Saturday 17 March 2007

The Real Choice

In order to understand why I stayed with an abusive husband for over 20 years, you have to understand what my real choices were. The nature of his abusive behaviour was such that I didn't have a chance of winning sole custody of the children, without visitation rights. He never hit them. He pushed and grabbed me. He shouted at me in fits of rage that made his face turn purple, snot stream from his nose and spittal fly from his mouth. He called me names. He had tantrums over the mundane annoyances of everyday life. He blamed it all on me.

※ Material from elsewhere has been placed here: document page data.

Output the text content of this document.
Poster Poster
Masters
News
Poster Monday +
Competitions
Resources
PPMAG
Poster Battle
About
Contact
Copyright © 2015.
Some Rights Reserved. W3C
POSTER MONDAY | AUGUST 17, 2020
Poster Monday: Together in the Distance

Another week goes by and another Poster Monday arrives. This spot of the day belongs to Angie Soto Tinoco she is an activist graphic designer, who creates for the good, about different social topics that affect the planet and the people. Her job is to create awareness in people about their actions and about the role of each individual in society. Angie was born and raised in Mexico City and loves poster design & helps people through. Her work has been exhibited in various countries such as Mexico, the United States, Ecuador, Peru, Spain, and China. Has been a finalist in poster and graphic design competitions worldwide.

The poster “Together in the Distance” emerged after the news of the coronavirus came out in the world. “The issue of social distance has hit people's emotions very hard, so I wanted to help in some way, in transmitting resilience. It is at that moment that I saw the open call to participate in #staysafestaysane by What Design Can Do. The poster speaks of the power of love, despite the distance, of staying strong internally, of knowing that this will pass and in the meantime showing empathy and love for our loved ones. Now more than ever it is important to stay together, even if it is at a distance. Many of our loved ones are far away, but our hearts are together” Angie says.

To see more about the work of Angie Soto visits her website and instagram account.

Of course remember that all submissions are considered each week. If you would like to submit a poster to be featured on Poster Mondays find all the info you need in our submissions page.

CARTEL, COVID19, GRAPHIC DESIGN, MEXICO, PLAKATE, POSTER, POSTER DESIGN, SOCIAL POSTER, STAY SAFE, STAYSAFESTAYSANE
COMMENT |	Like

It was abuse. It was wrong, but it wasn't enough to keep him from the kids if I had left him. So what were my choices?
  1. Stay and try and make the best of it for my kids, acting as a buffer, telling them what he was doing was wrong and that I was trying to get him to stop
  2. Leave and accept the courts decisions, which would have almost definitely resulted in his getting some form of regular contact with them
  3. Leave and take measures to keep him away from them
I rejected choice number 3, because I knew that he was controlling and resourceful and I didn't judge that I would suceed in alluding him. I rejected choice number 2 because I was sure that if I left him he would be very angry and that he would not cope well with the children on his own. At this point I figured he would either totally lose it and do them or me real physical damage or he would keep his behaviour under enough control that the courts would continue to allow contact.

So what it boiled down to was a choice between staying with him and helping them cope with his violent rages, or leaving him and leaving them to cope with his violent rages alone. For me there was no choice. I stayed until both my daughters were in there late teens and could make their own choices about contact.